The Hospice is hosting a series of Will Clinics on 15th February, 15th March and 11th April which will be held at the Hospice. Established local solicitor, Oliver & Co, will waive their fees in exchange for a donation towards Hospice patient care.
Hospice volunteer Kim Huby, is backing the fundraiser after making a Will during the initiative last year.
She said: “I decided it was about time I made a Will, and anything I can do for the hospice I will, so it was an added bonus that they benefitted from it too. The process was very easy, you just make your appointment. You’ve no work to do, and making a Will is so important.” Kim has been a volunteer at Hospice of the Good Shepherd for the past 3 years, since her mum and dad spent their last days there.

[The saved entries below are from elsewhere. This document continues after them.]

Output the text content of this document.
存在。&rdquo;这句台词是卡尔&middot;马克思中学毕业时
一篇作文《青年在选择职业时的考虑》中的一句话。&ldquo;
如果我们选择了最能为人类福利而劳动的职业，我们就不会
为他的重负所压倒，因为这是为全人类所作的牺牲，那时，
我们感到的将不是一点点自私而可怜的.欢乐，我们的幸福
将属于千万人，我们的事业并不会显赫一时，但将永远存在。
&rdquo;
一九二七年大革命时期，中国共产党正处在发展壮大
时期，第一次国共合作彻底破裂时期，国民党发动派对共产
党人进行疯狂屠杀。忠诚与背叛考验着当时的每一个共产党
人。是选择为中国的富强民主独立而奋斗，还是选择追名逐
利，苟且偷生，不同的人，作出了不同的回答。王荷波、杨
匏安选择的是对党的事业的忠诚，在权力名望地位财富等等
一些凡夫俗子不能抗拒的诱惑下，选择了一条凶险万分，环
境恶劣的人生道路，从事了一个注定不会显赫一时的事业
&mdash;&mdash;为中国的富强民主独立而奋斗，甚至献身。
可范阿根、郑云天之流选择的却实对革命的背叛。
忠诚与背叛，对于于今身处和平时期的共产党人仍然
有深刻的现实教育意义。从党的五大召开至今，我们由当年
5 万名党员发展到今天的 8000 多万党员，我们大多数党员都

Kim added: “The Hospice makes such a difficult time bearable and I will be forever grateful for everything they have done for me and my family.”

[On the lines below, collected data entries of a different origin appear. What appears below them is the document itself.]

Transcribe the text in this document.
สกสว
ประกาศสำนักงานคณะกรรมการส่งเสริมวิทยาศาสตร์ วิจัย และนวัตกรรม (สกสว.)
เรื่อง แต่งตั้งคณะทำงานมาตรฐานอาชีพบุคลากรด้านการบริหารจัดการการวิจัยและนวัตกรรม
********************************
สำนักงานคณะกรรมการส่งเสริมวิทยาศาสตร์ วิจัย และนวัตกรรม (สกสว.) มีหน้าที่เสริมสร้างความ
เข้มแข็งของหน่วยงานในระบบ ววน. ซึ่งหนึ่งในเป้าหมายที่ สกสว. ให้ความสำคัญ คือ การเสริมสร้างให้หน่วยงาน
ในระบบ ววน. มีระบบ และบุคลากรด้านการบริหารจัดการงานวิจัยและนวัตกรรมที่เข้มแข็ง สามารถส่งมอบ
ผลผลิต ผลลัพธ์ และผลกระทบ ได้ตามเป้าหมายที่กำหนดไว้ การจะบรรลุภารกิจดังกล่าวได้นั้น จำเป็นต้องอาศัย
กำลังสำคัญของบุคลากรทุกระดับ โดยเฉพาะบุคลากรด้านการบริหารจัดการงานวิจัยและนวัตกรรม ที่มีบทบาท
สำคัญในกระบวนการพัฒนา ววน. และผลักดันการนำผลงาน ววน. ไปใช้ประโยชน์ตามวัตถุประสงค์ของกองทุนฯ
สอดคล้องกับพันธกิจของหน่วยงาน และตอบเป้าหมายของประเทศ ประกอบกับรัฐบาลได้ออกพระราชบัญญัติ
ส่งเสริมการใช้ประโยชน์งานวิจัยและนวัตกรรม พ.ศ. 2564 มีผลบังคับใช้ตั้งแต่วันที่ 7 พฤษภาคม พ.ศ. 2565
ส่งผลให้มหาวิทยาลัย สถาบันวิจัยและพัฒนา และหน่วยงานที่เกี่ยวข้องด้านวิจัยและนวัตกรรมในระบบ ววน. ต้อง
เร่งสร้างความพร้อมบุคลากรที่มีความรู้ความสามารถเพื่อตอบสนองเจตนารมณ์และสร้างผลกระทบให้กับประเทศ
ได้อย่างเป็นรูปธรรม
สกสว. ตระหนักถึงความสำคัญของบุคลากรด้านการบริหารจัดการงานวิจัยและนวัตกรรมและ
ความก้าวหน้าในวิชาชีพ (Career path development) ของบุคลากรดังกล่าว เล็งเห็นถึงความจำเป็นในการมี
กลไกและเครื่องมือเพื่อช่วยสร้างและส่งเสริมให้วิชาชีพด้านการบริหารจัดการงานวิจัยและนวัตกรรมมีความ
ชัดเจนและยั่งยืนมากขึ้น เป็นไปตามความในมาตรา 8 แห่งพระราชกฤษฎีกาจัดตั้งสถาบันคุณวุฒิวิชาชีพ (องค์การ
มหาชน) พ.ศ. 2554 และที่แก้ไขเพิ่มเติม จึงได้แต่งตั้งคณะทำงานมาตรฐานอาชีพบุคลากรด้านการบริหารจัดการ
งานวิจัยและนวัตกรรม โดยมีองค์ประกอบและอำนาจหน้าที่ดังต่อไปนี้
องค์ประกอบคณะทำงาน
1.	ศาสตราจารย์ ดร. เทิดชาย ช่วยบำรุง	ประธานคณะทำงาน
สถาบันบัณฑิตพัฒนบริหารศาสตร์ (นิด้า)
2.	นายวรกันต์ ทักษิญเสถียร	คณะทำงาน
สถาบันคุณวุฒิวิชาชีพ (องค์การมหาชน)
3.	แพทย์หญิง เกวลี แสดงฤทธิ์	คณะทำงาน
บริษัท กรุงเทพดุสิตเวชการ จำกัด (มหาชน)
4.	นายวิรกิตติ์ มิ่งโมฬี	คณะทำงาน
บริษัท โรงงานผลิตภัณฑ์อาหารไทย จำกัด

Donations from the Make a Will clinic go directly to supporting patients and their families and are taken at the time of making a Will. Suggested minimum donations are £80 for single Will, £150 for a pair of mirror Wills.
Caroline Siddall, Director of Income Generation at the Hospice of the Good Shepherd, said: “Letting your family and friends know your wishes is vitally important, but it’s something many people put off. Making a Will is a common New Year resolution, so there’s no better time to make it happen. The suggested minimum donations are significantly less than the average costs of making a Will, but anything extra that people are able to give will help us continue our care at the hospice. We’re very grateful to Oliver & Co who continue to support this initiative.”

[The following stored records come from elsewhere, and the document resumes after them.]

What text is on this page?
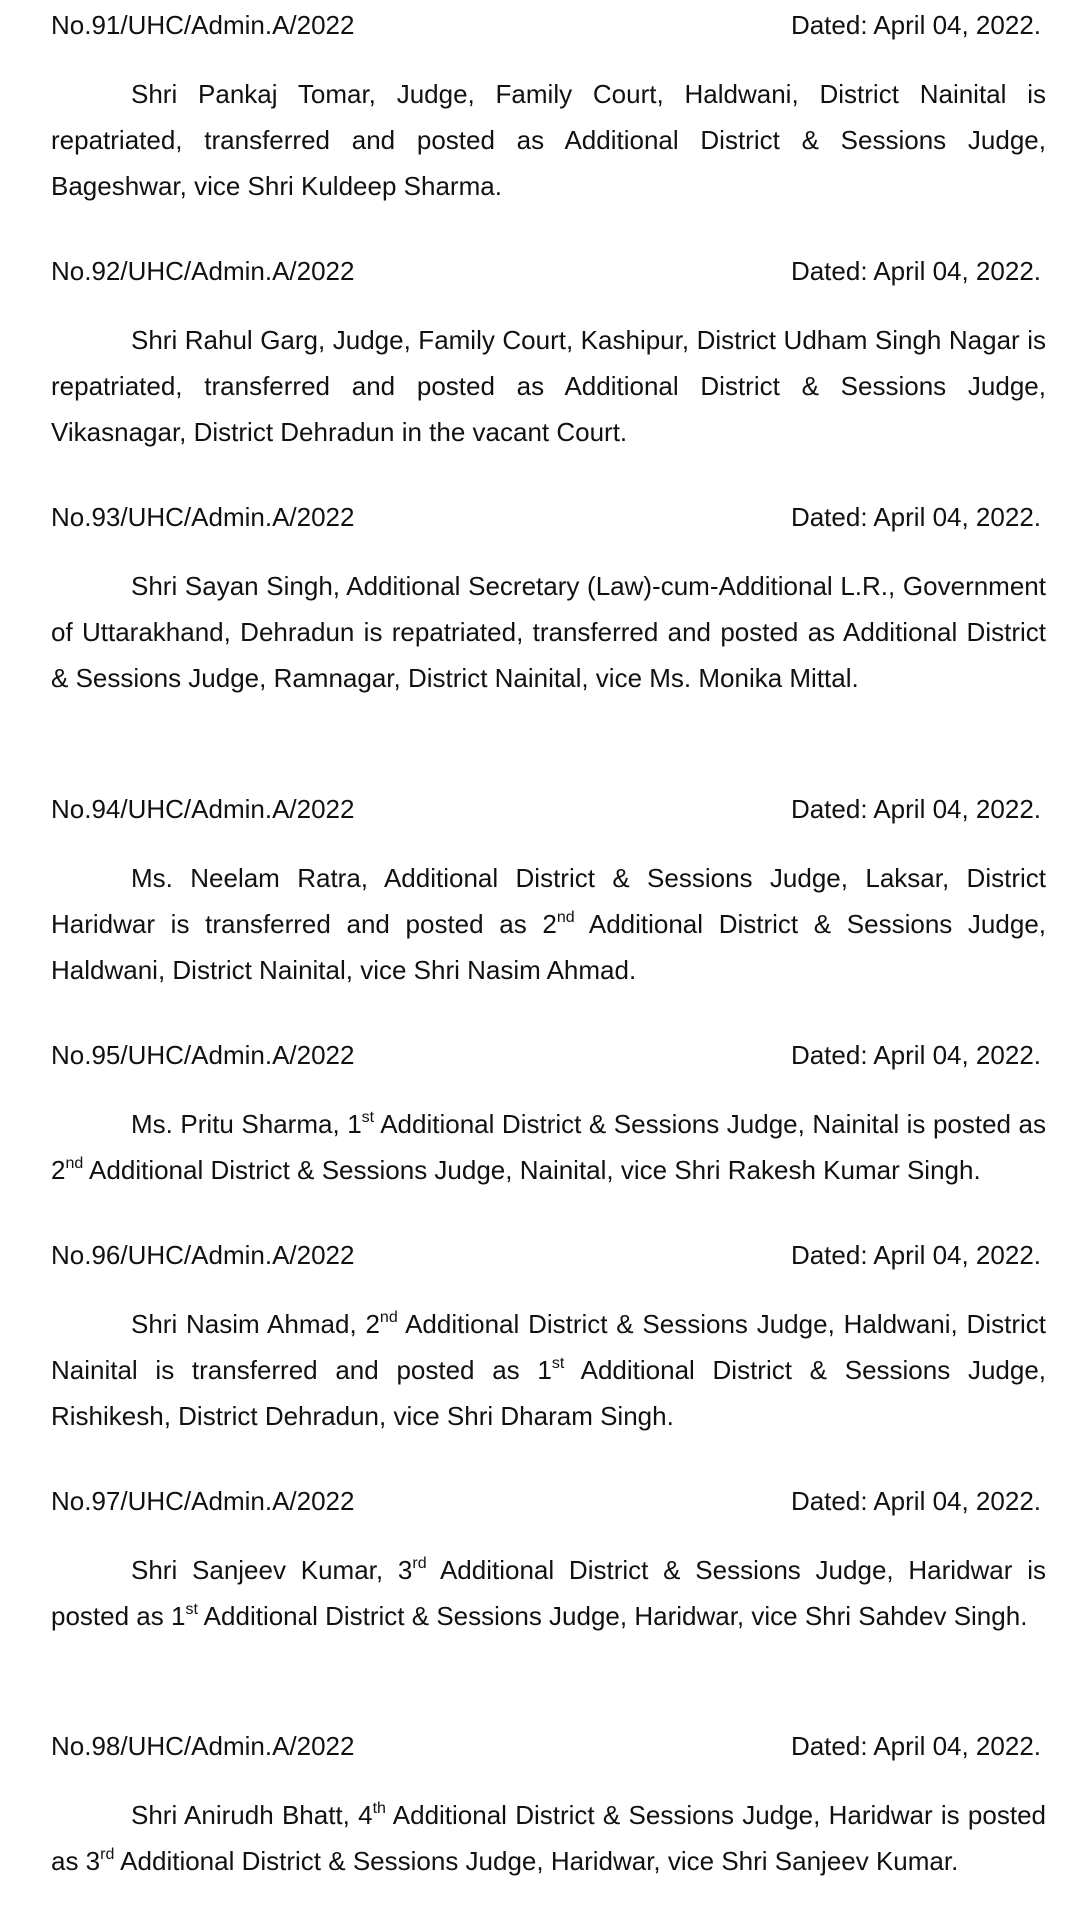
No.91/UHC/Admin.A/2022	Dated: April 04, 2022.

Shri Pankaj Tomar, Judge, Family Court, Haldwani, District Nainital is repatriated, transferred and posted as Additional District & Sessions Judge, Bageshwar, vice Shri Kuldeep Sharma.

No.92/UHC/Admin.A/2022	Dated: April 04, 2022.

Shri Rahul Garg, Judge, Family Court, Kashipur, District Udham Singh Nagar is repatriated, transferred and posted as Additional District & Sessions Judge, Vikasnagar, District Dehradun in the vacant Court.

No.93/UHC/Admin.A/2022	Dated: April 04, 2022.

Shri Sayan Singh, Additional Secretary (Law)-cum-Additional L.R., Government of Uttarakhand, Dehradun is repatriated, transferred and posted as Additional District & Sessions Judge, Ramnagar, District Nainital, vice Ms. Monika Mittal.

No.94/UHC/Admin.A/2022	Dated: April 04, 2022.

Ms. Neelam Ratra, Additional District & Sessions Judge, Laksar, District Haridwar is transferred and posted as 2nd Additional District & Sessions Judge, Haldwani, District Nainital, vice Shri Nasim Ahmad.

No.95/UHC/Admin.A/2022	Dated: April 04, 2022.

Ms. Pritu Sharma, 1st Additional District & Sessions Judge, Nainital is posted as 2nd Additional District & Sessions Judge, Nainital, vice Shri Rakesh Kumar Singh.

No.96/UHC/Admin.A/2022	Dated: April 04, 2022.

Shri Nasim Ahmad, 2nd Additional District & Sessions Judge, Haldwani, District Nainital is transferred and posted as 1st Additional District & Sessions Judge, Rishikesh, District Dehradun, vice Shri Dharam Singh.

No.97/UHC/Admin.A/2022	Dated: April 04, 2022.

Shri Sanjeev Kumar, 3rd Additional District & Sessions Judge, Haridwar is posted as 1st Additional District & Sessions Judge, Haridwar, vice Shri Sahdev Singh.

No.98/UHC/Admin.A/2022	Dated: April 04, 2022.

Shri Anirudh Bhatt, 4th Additional District & Sessions Judge, Haridwar is posted as 3rd Additional District & Sessions Judge, Haridwar, vice Shri Sanjeev Kumar.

To book an appointment please call 01244 851 811 or email firstname.lastname@example.org
Hospice of the Good Shepherd provides specialist care for anyone in Chester, West Cheshire and Deeside affected by a life-limiting illness. As well as 12 beds for inpatient care it also provides support through its Living Well Centre and offers bereavement counselling and complementary therapies to many of its patients and their carers. The hospice has to raise £4m a year, yet less than 25% of its funding is received from the NHS.